I would love to consider the irony that a person fasting might actually eat, giving up not food, but reputation to be eating with the people that no one else will eat with.

It’s not, according to God, about laying around feeling weak, but it’s about actively breaking bonds, taking the time that you would spend on eating and researching injustice or breaking up fights or writing letters to the local foodbank.

It’s not about reveling in my ability to choose to not eat but it’s about helping people who don’t have the freedom to decide anything about anything, the people who are trapped in all kinds of bondage.

I would love to talk about the fact that the people who pursue active fasting  are told by God that they can call out to him and he will listen to them. He will hear them and will choose to not listen to the people who are involved in showy fasting, the kind that gets attention for the suffering that it inflicts on the faster.

I would love to examine what beside food we could give up, what ways we could pursue justice. I would love to spend time working through all these things.

But I keep needing to look at my email in the odd chance that something will show up. And I keep checking my twitter feed to see if someone responded. And there are so many things I…

fasting looks like fun

What an odd title.

Fasting isn’t supposed to be fun. It’s supposed to be difficult. It’s supposed to be challenged. Intentionally refraining from something that is important to you, that is essential to your well-being, is a difficult thing.

The longer the fast, the harder it is supposed to be. Spending 40 days fasting, as Jesus did, has to be grueling. Spending three weeks fasting like Daniel did would be challenging. Spending a day without food for many of us triggers headaches.

And with all of that difficulty, Jesus says that when we fast, people shouldn’t be able to tell by looking at us.

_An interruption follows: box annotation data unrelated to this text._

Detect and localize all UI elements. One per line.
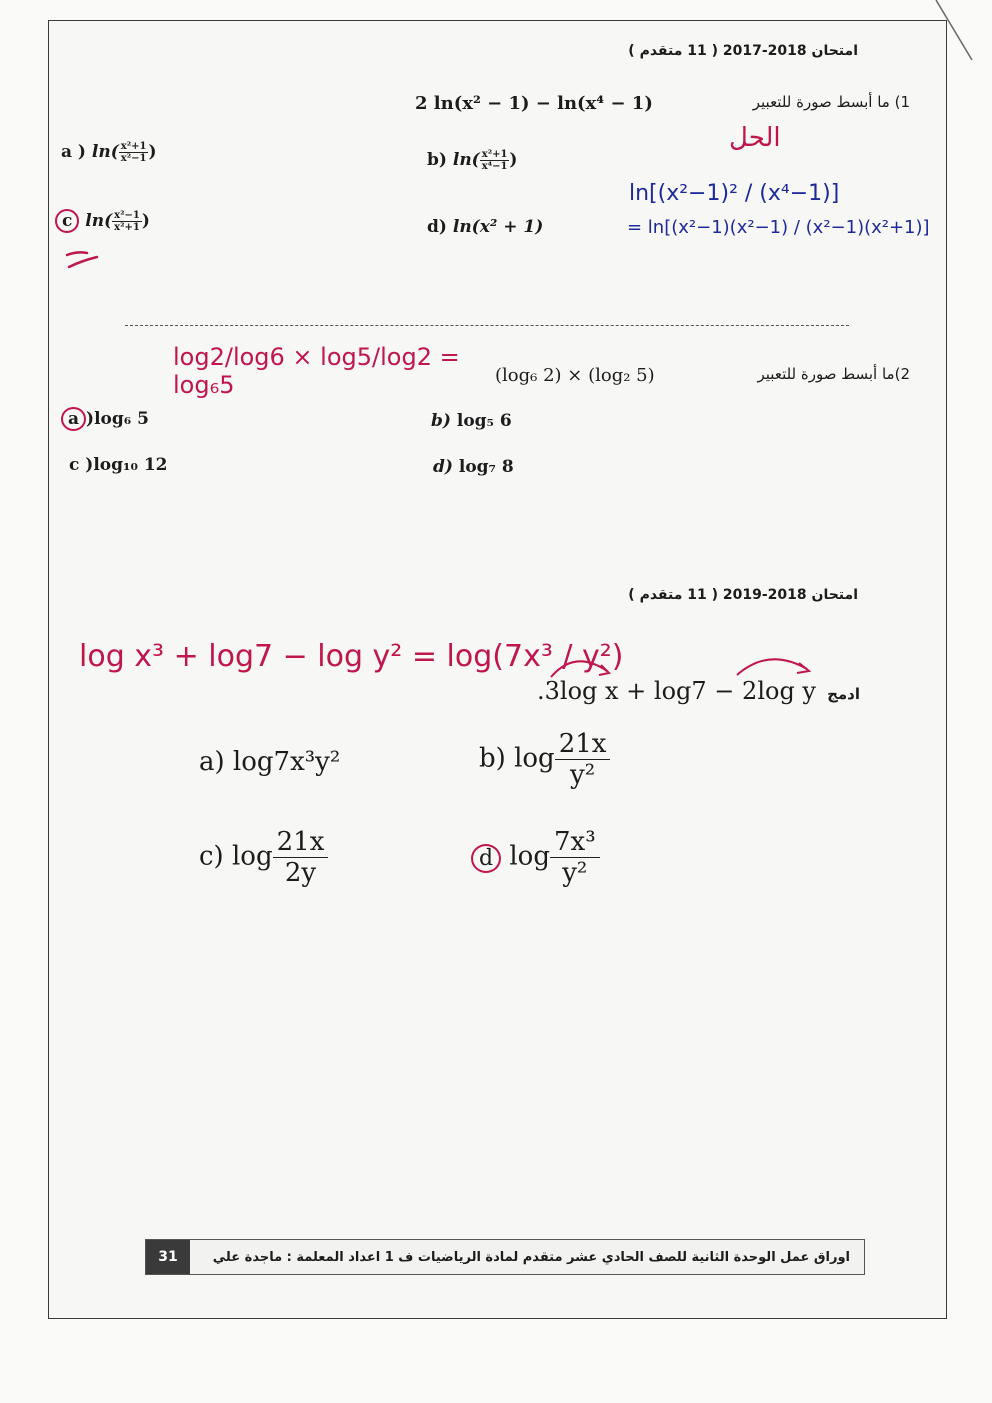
q2-option-d: d) log₇ 8 xyxy=(433,457,514,477)
page-corner-line xyxy=(932,0,992,80)
handwritten-work-left: ln[(x²−1)² / (x⁴−1)] xyxy=(629,181,840,206)
q1-option-b: b) ln( $\frac{\text{x²+1}}{\text{x⁴−1}}$ ) xyxy=(427,149,518,172)
exam2-option-d: d log $\frac{\text{7x³}}{\text{y²}}$ xyxy=(471,827,600,888)
exam2-handwritten-work: log x³ + log7 − log y² = log(7x³ / y²) xyxy=(79,639,624,674)
q2-option-a: a )log₆ 5 xyxy=(61,407,149,431)
section-divider xyxy=(125,325,849,326)
q1-option-c-circled-label: c xyxy=(55,209,79,233)
q1-option-a-label: a ) xyxy=(61,142,86,162)
worksheet-page xyxy=(48,20,947,1319)
exam2-option-d-circled-label: d xyxy=(471,844,501,873)
q1-option-c-fraction: $\frac{\text{x²−1}}{\text{x²+1}}$ xyxy=(114,210,140,233)
page-footer xyxy=(145,1239,865,1275)
q1-option-a: a ) ln( $\frac{\text{x²+1}}{\text{x²−1}}$ ) xyxy=(61,141,157,164)
q1-option-a-fraction: $\frac{\text{x²+1}}{\text{x²−1}}$ xyxy=(120,141,147,164)
exam2-expression: .3log x + log7 − 2log y xyxy=(537,677,816,705)
q1-option-c: c ln( $\frac{\text{x²−1}}{\text{x²+1}}$ ) xyxy=(55,209,150,233)
page-number: 31 xyxy=(146,1240,190,1274)
q1-expression: 2 ln(x² − 1) − ln(x⁴ − 1) xyxy=(415,93,653,114)
q1-option-b-label: b) xyxy=(427,150,447,170)
exam2-question-label: ادمج xyxy=(827,685,860,703)
handwritten-solution-word: الحل xyxy=(729,123,781,153)
handwritten-work-right: = ln[(x²−1)(x²−1) / (x²−1)(x²+1)] xyxy=(627,217,930,238)
arrow-annotations xyxy=(545,647,825,681)
q2-expression: (log₆ 2) × (log₂ 5) xyxy=(495,365,655,386)
q2-option-b: b) log₅ 6 xyxy=(431,411,512,431)
exam2-option-b: b) log $\frac{21x}{\text{y²}}$ xyxy=(479,729,610,790)
footer-text: اوراق عمل الوحدة الثانية للصف الحادي عشر متقدم لمادة الرياضيات ف 1 اعداد المعلمة : ماجدة علي xyxy=(212,1249,850,1265)
q1-label: 1) ما أبسط صورة للتعبير xyxy=(752,93,910,111)
q2-option-a-circled-label: a xyxy=(61,407,86,431)
q2-label: 2)ما أبسط صورة للتعبير xyxy=(757,365,910,383)
q2-handwritten-work: log2/log6 × log5/log2 = log₆5 xyxy=(173,343,460,399)
q2-option-c: c )log₁₀ 12 xyxy=(69,455,168,475)
exam2-option-a: a) log7x³y² xyxy=(199,747,341,777)
q1-option-b-fraction: $\frac{\text{x²+1}}{\text{x⁴−1}}$ xyxy=(481,149,508,172)
exam2-option-c: c) log $\frac{21x}{2y}$ xyxy=(199,827,328,888)
checkmark-icon xyxy=(63,247,103,275)
q1-option-d: d) ln(x² + 1) xyxy=(427,217,544,237)
exam1-header: امتحان 2018-2017 ( 11 متقدم ) xyxy=(628,43,858,59)
exam2-header: امتحان 2018-2019 ( 11 متقدم ) xyxy=(628,587,858,603)
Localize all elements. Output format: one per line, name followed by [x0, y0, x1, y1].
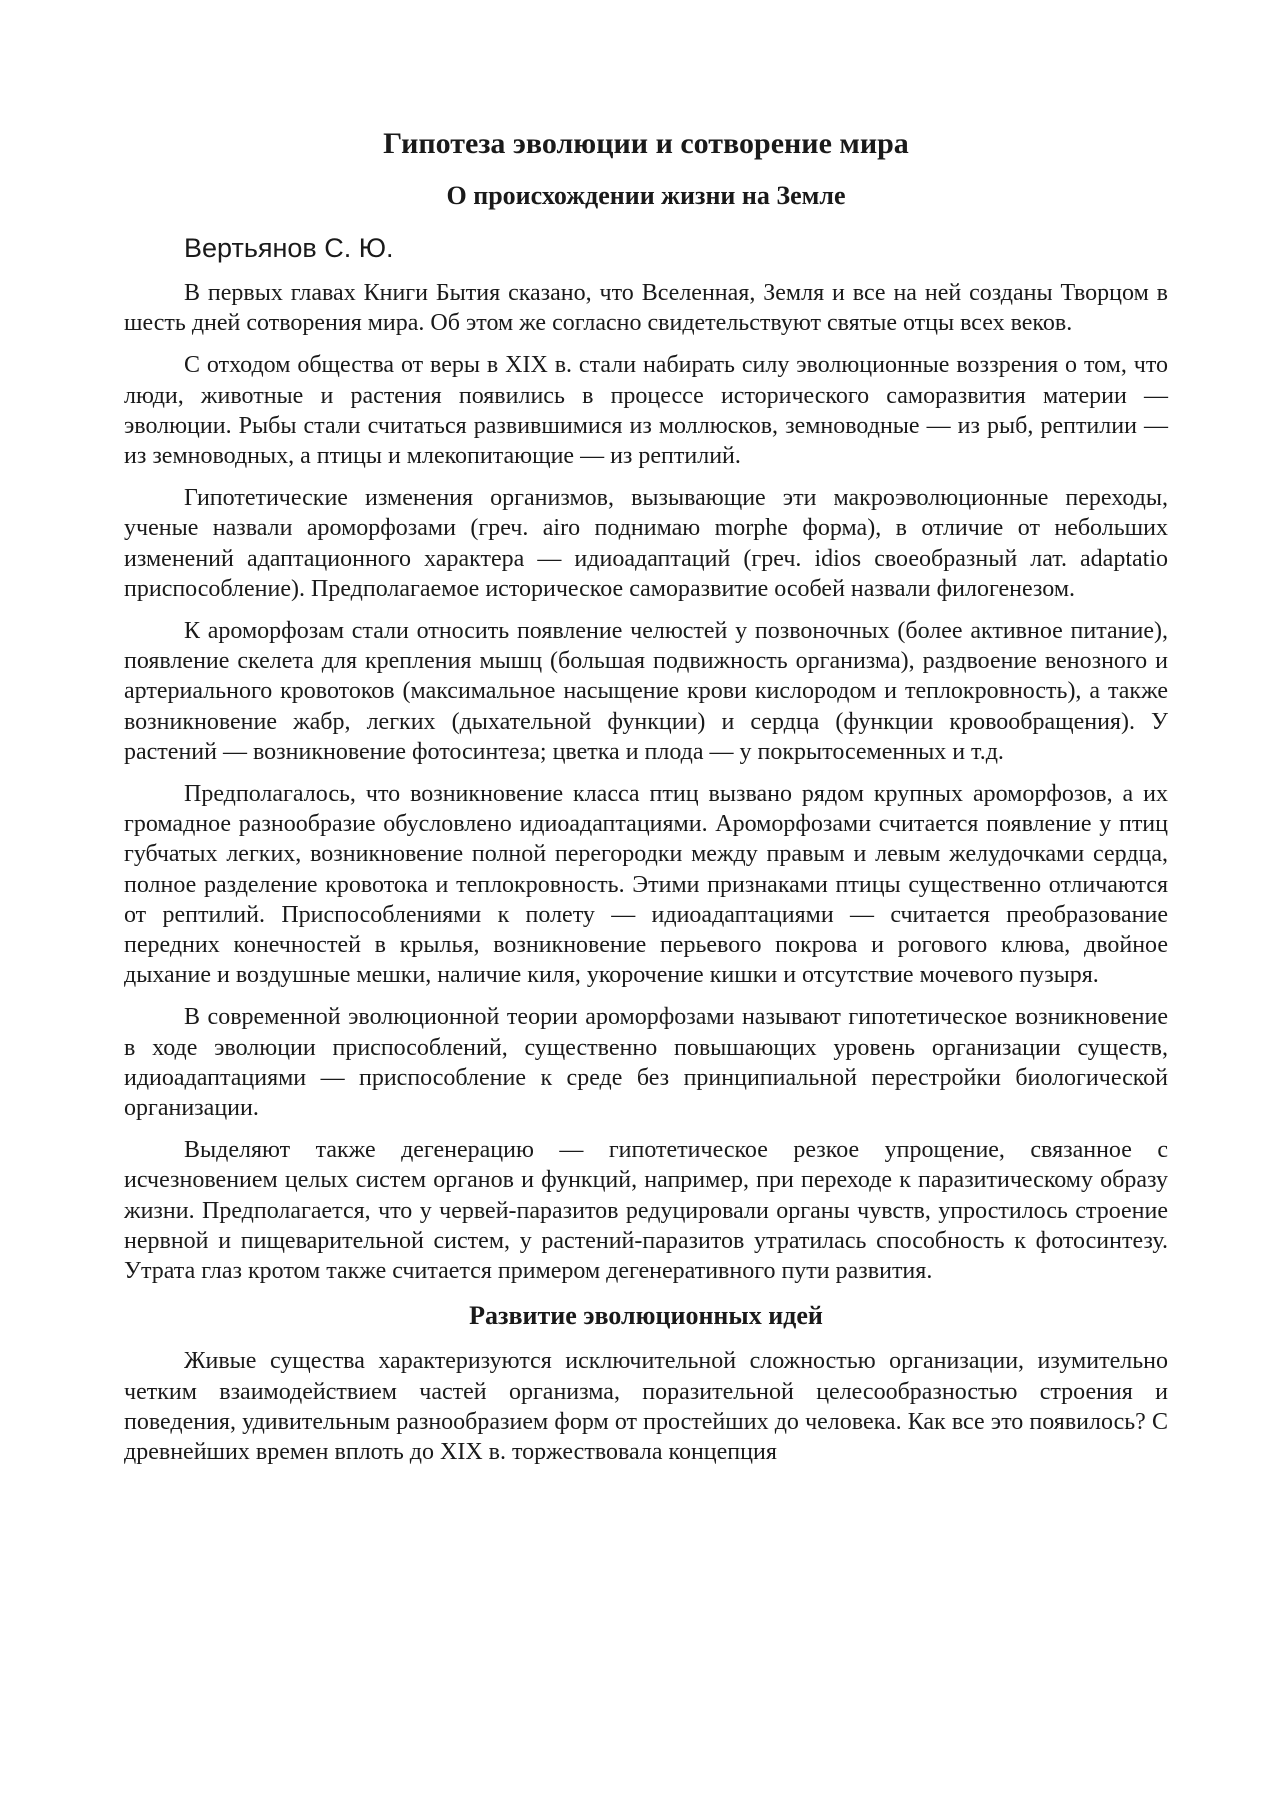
paragraph: Выделяют также дегенерацию — гипотетическое резкое упрощение, связанное с исчезновением целых систем органов и функций, например, при переходе к паразитическому образу жизни. Предполагается, что у червей-паразитов редуцировали органы чувств, упростилось строение нервной и пищеварительной систем, у растений-паразитов утратилась способность к фотосинтезу. Утрата глаз кротом также считается примером дегенеративного пути развития. — [124, 1137, 1168, 1285]
document-page — [124, 124, 1168, 1467]
document-subtitle: О происхождении жизни на Земле — [446, 181, 846, 210]
document-title: Гипотеза эволюции и сотворение мира — [383, 127, 909, 160]
section-heading: Развитие эволюционных идей — [469, 1301, 823, 1331]
paragraph: Живые существа характеризуются исключительной сложностью организации, изумительно четким взаимодействием частей организма, поразительной целесообразностью строения и поведения, удивительным разнообразием форм от простейших до человека. Как все это появилось? С древнейших времен вплоть до XIX в. торжествовала концепция — [124, 1348, 1168, 1465]
paragraph: Предполагалось, что возникновение класса птиц вызвано рядом крупных ароморфозов, а их громадное разнообразие обусловлено идиоадаптациями. Ароморфозами считается появление у птиц губчатых легких, возникновение полной перегородки между правым и левым желудочками сердца, полное разделение кровотока и теплокровность. Этими признаками птицы существенно отличаются от рептилий. Приспособлениями к полету — идиоадаптациями — считается преобразование передних конечностей в крылья, возникновение перьевого покрова и рогового клюва, двойное дыхание и воздушные мешки, наличие киля, укорочение кишки и отсутствие мочевого пузыря. — [124, 781, 1168, 989]
paragraph: К ароморфозам стали относить появление челюстей у позвоночных (более активное питание), появление скелета для крепления мышц (большая подвижность организма), раздвоение венозного и артериального кровотоков (максимальное насыщение крови кислородом и теплокровность), а также возникновение жабр, легких (дыхательной функции) и сердца (функции кровообращения). У растений — возникновение фотосинтеза; цветка и плода — у покрытосеменных и т.д. — [124, 618, 1168, 765]
paragraph: С отходом общества от веры в XIX в. стали набирать силу эволюционные воззрения о том, что люди, животные и растения появились в процессе исторического саморазвития материи — эволюции. Рыбы стали считаться развившимися из моллюсков, земноводные — из рыб, рептилии — из земноводных, а птицы и млекопитающие — из рептилий. — [124, 352, 1168, 470]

In that comment, Jesus makes it clear that he knows people inside and out. When most of us are doing something difficult, we like other people to know. When we spent the night not sleeping, we make sure that people understand why we are cranky. We help them to have the appropriate amount of sympathy for us. We often remind people of how busy we are. We frequently help people know our burdens.

And Jesus says, when you are giving up food (or whatever you are fasting from), don’t look miserable. (One translation says that the hypocrites “disfigure their faces,” an apt description of us when we are trying to look like we are feeling miserable.) Instead, wash your face, comb your hair, look as alert, as happy, as normal as you can.

Will our family know that we are missing a meal? Yes, of course. Will that negate the value? Probably not. Unless we are fasting to impress them.

Tomorrow we’ll look at the outcome of fasting which tells us why we are doing it. For now, this thought.

The hardest part of fasting may be that people won’t know. Which is, of course, the point.